Aunt Sue looked at him. She had small eyes of no particular color, and a little mouth that was pursing and unpursing in distress. But she was a Tremling. Into those small eyes came stubbornness, an unthinking but resolute stubbornness and yet somehow murky, like a muddy pool over bedrock. She said gently, “I couldn’t do that.”

Aunt Sue

“Carl will come to himself eventually, Eliot. He’s had spells before, you know—why, just consider that time he shut himself up in my spare room for six days and wouldn’t even come out to eat! I had to bring him meals on a tray!”

“He was working on his big breakthrough on the topography of knots!”

“Not only would he not eat, he wouldn’t even wash. I had to air that room out for two days afterward, and in February. But Carl came out of that spell and he’ll come out of this one, too. You just wait and see.”

“It’s not the same! Don’t you understand, his whole mental construct has been turned upside down!”

“That’s exactly what he said when he came out of my spare room with those knot numbers,” she said triumphantly. “Knots! But even as a boy Carl took fits, why I remember when he was just eight years old and he found out that somebody named Girdle proved there were things you couldn’t prove, why that doesn’t even make common sense to—”

“Aunt Sue! You have to sign the papers allowing this operation!”

“No. I won’t. Eliot, you listen to me. I went online last night and read about this Memory Obligation Whatever. It’s new and it’s dangerous because the doctors don’t really know what they’re doing yet. In one case, after the operation a woman didn’t even remember who she was, or recognize her own children, or anything! In another case, a man could no longer read and—get this!—he couldn’t relearn how to do it, either! Something had just gone missing in his brain as a result of the operation. Imagine Carl unable to read! We can’t risk—”

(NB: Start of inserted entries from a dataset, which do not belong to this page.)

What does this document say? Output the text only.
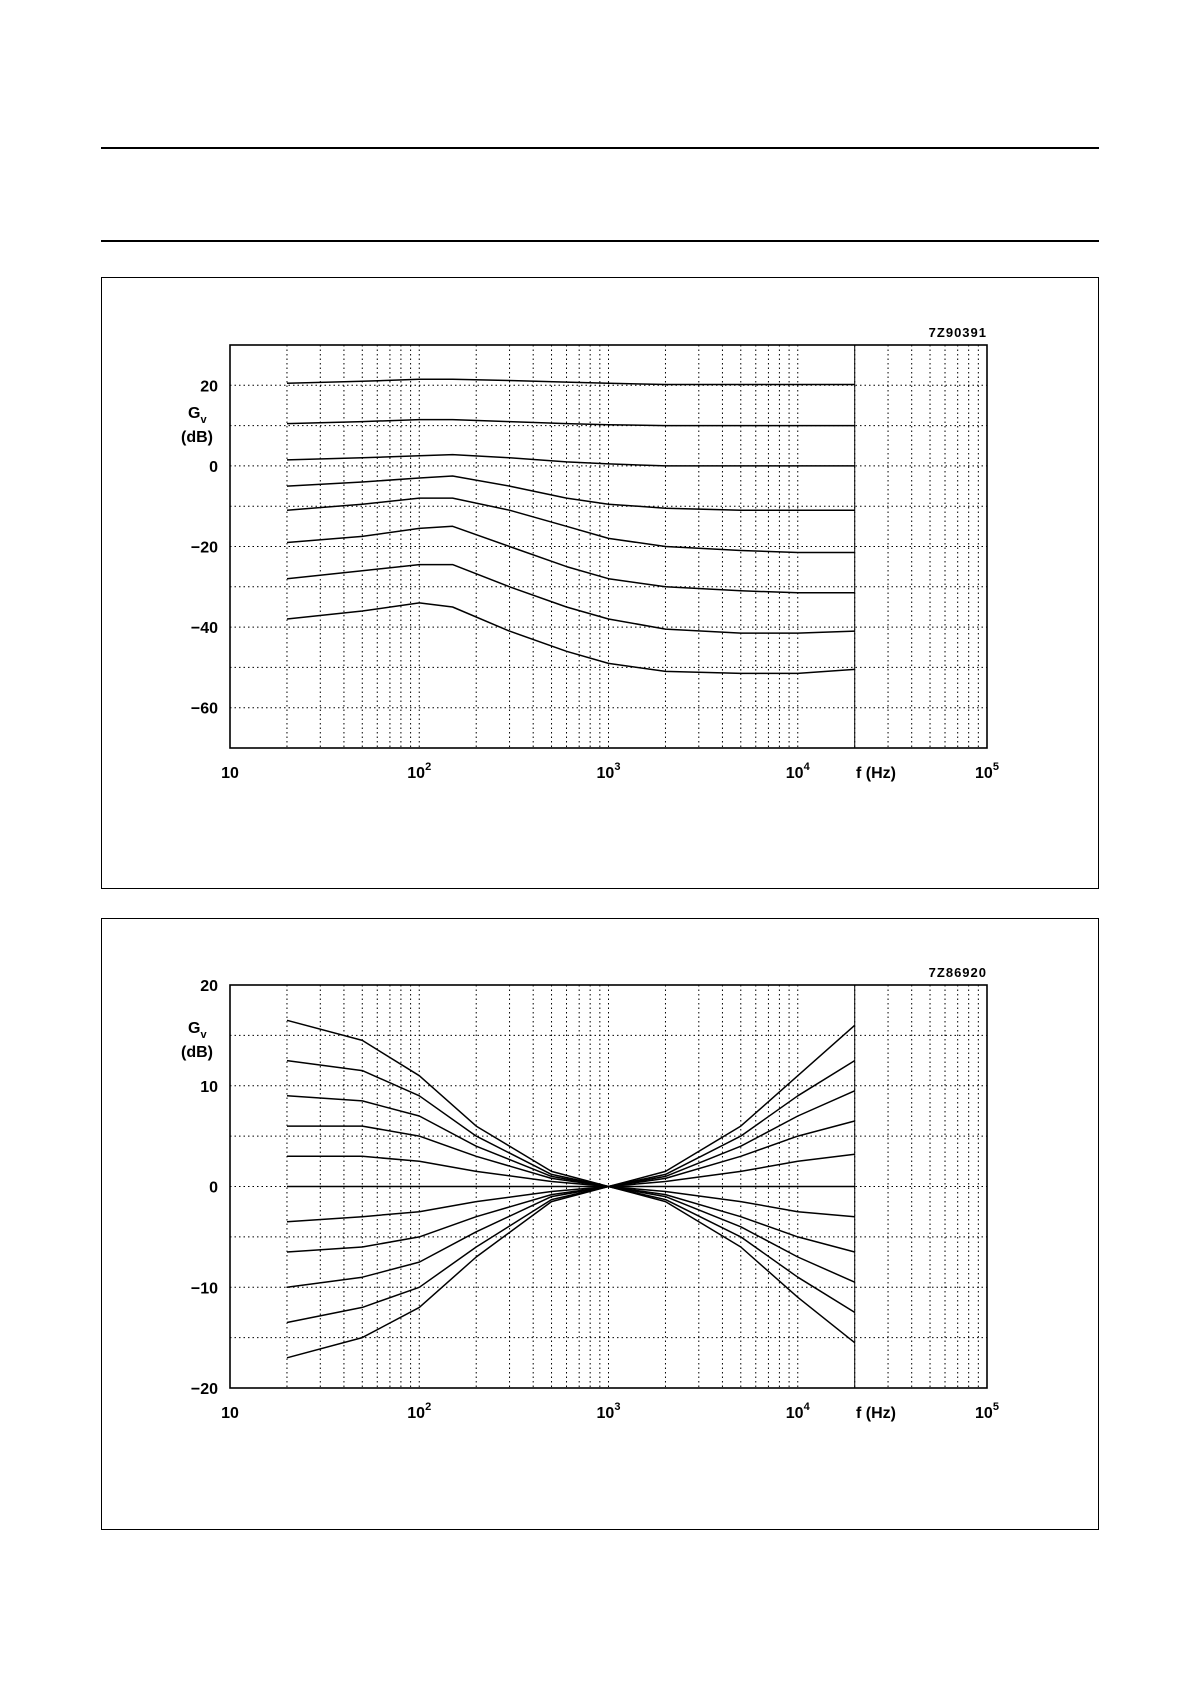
20
0
−20
−40
−60
$G_v$
(dB)
10	$10^2$	$10^3$	$10^4$	$10^5$
f (Hz)
7Z90391
20
10
0
−10
−20
$G_v$
(dB)
10	$10^2$	$10^3$	$10^4$	$10^5$
f (Hz)
7Z86920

Eliot was no longer listening. He’d known Aunt Sue all his life; she wasn’t going to budge. He barreled down the hall and rattled the door to the ward, which was of course locked. An orderly wielding a mop peered at him through the reinforced glass and pantomimed pressing the call button.

“Yes?” said the disembodied voice of a nurse. Eliot recognized it.

“Mary, I want to see Dr. Tallman!”

“Oh, Eliot, I’m glad you came just now, your father is quiet and—”

“I don’t want to see my father! I want to see Dr. Tallman!”

“He’s not here, dear. I’ll just buzz you in.”

Mary came out of the nurse’s station to meet him. Middle-aged, kind, motherly, she radiated the kind of brisk competence that Eliot admired, and had seen so little of in his own disordered household. Or at least he would have admired it if it weren’t for the motherliness. She saw him not as the intellectual he knew himself to be, but rather as the skinny, short, floppy-haired kid he seemed to be. He was smarter than Mary, smarter than Aunt Sue, smarter than most of the world, so why the hell couldn’t the world notice that?